Each mat file contains a 4096x1024 single precision matrix and initally each iteration of the loop takes approximately 1.5 seconds. I have tested this with 806 mat files ( 12.5GB taking ~25 minutes ) but I would like to apply this to potentially millions of these files and I am interested in finding a workflow and data container that would allow me to import new data and query subsets of the time series quickly.

Would it be possible using dask or another tool to speed up this import process and create a single queryable time series?

for rot_file in rotation_files:
    print(rot_file)
    time_stamps = pd.DataFrame(scipy.io.loadmat(rot_file)['LineInfo'][0][0][2][0])
    polar_image = pd.DataFrame(scipy.io.loadmat(rot_file)['PolarImage'])
    polar_image = polar_image.transpose()
    polar_image.index = time_stamps[0].apply(convert_to_python_datetime).values
    rot_id = time_stamps[0]
    rot_id_df = pd.DataFrame(len(polar_image)*[rot_id],columns=['rotation_id'], dtype='category')
    rot_id_df.index = polar_image.index
    polar_image.join(rot_id_df)
    polar_image.columns = [str(col_name) for col_name in polar_image.columns]
    polar_image.to_hdf('rot_data.h5', 'polar_image', format='table', append=True, complib='blosc', complevel=9)

It seems like the import should be possible using dask.delayed but I am not sure how this can be written to a single hdf file.


Solution

  • In order to query the data, you don't need to write to a data format explicitly supported by dask. You could define your dataframe as follows:

    def mat_to_dataframe(rot_file):
        time_stamps = pd.DataFrame(scipy.io.loadmat(rot_file)['LineInfo'][0][0][2][0])
        polar_image = pd.DataFrame(scipy.io.loadmat(rot_file)['PolarImage'])
        polar_image = polar_image.transpose()
        polar_image.index = time_stamps[0].apply(convert_to_python_datetime).values
        rot_id = time_stamps[0]
        rot_id_df = pd.DataFrame(len(polar_image)*[rot_id],columns=['rotation_id'], dtype='category')
        rot_id_df.index = polar_image.index
        polar_image.join(rot_id_df)
        polar_image.columns = [str(col_name) for col_name in polar_image.columns]
        return polar_image
    
    from dask import delayed
    import dask.dataframe as dd
    
    parts = [delayed(mat_to_dataframe)(fn) for fn in matfiles_list]
    df = dd.from_delayed(parts)
    

    This is a "lazy" data-frame: you can apply pandas-like computations to it, but these only execute when you call .compute(). If the matload process holds the python GIL, then I would recommend using the distributed scheduler (even on a single machine) client = dask.distributed.Client().

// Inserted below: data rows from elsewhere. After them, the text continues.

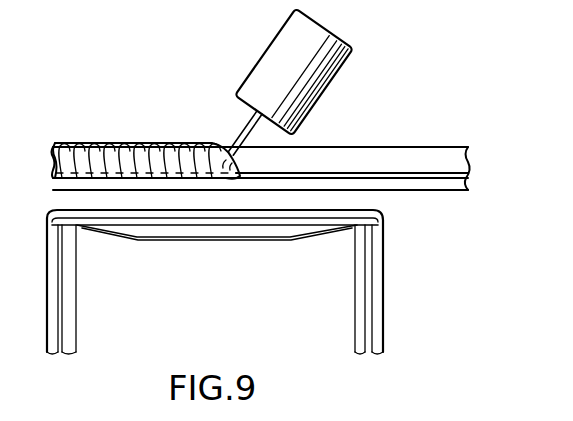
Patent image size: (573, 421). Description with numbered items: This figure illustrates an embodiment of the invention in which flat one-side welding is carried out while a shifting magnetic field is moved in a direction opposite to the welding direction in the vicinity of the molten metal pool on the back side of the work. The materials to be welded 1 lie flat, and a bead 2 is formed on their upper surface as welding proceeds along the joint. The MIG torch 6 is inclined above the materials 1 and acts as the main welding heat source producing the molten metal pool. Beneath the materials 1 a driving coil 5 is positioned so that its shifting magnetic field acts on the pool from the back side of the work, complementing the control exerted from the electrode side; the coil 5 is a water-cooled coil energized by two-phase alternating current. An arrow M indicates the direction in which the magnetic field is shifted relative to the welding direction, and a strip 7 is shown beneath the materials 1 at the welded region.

The materials to be welded 1 is at (421, 148).
The bead 2 is at (122, 150).
The driving coil 5 is at (202, 247).
The MIG torch 6 is at (330, 86).
The backing strip 7 is at (437, 190).
The direction of movement M is at (260, 202).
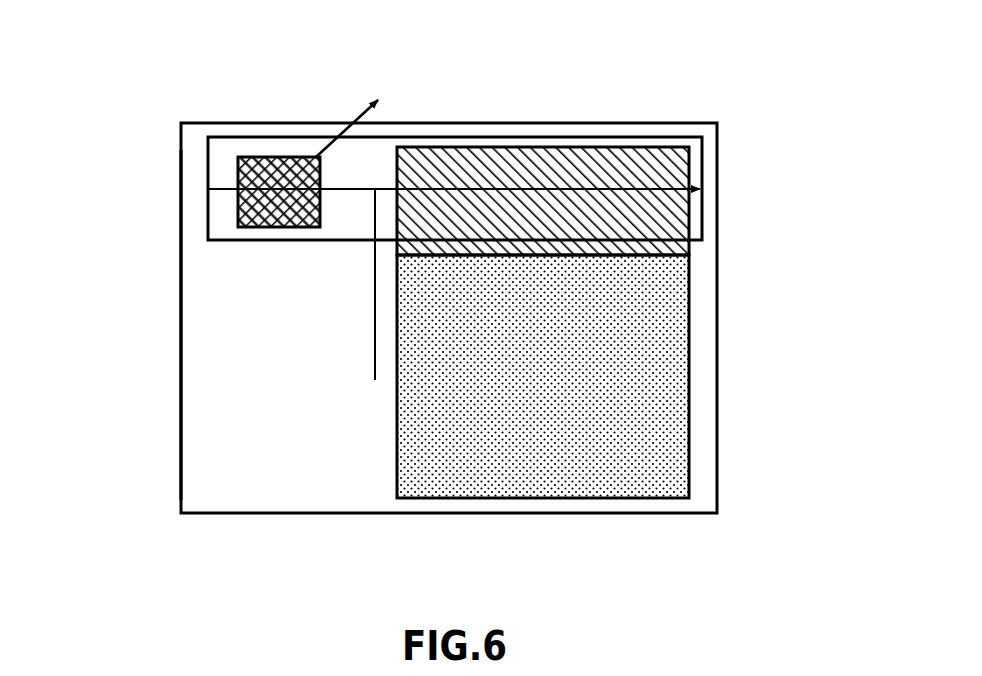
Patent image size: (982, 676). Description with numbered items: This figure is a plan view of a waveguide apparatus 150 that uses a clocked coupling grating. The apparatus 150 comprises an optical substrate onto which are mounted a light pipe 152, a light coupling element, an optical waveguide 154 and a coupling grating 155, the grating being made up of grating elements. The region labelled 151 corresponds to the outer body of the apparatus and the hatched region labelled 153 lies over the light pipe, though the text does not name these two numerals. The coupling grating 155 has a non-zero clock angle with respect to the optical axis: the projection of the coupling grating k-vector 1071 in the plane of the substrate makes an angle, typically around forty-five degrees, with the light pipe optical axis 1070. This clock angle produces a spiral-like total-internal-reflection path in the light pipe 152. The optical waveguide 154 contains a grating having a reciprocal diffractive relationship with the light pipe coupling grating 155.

The apparatus 150 is at (700, 75).
The substrate 151 is at (181, 335).
The light pipe 152 is at (388, 137).
The first layer (hatched region) 153 is at (704, 188).
The optical waveguide 154 is at (690, 468).
The coupling grating 155 is at (238, 197).
The light pipe optical axis 1070 is at (375, 380).
The coupling grating k-vector 1071 is at (329, 138).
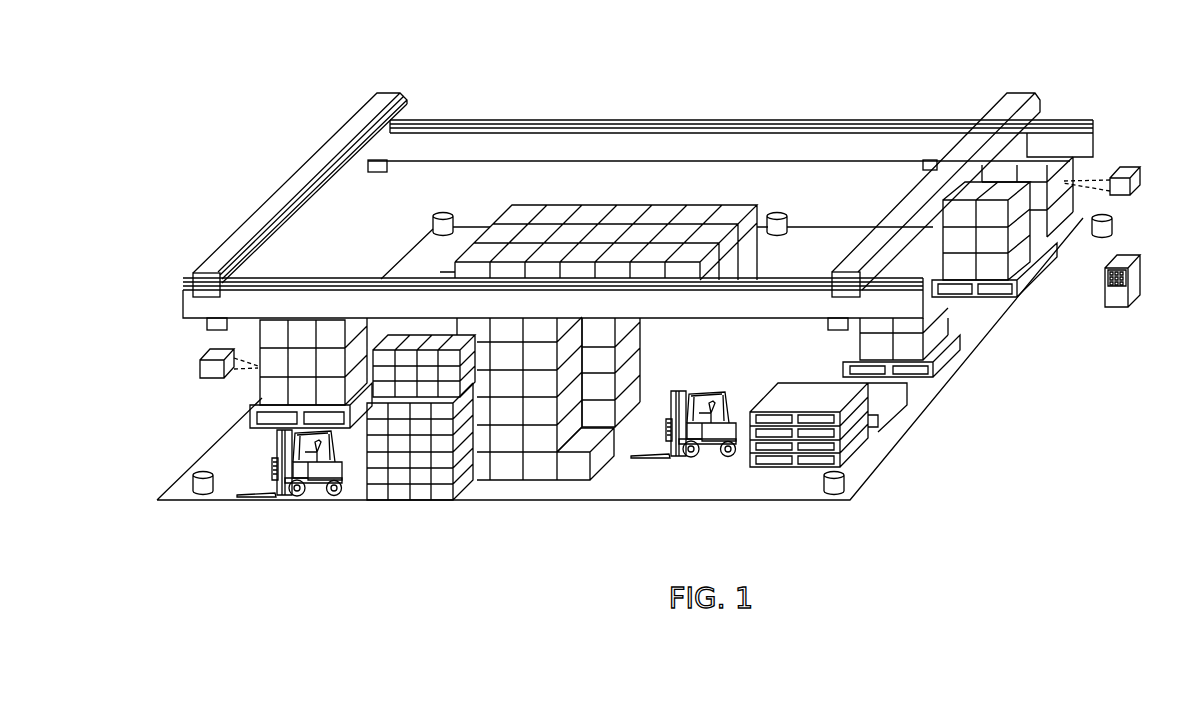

    If you can know the timestamps of each section a priori, then you can also provide divisions= to from_delayed, which means that if your queries have filters on the index, then dask will know which files don't need to be loaded.

    If the process to load is slow, and you want a faster format to query from, try df.to_hdf or df.to_parquet. Each have several options that will affect your performance.

    Note that time_stamps[0].apply(convert_to_python_datetime).values can probably be achieved faster using pd.to_datetime(time_stamps[0]).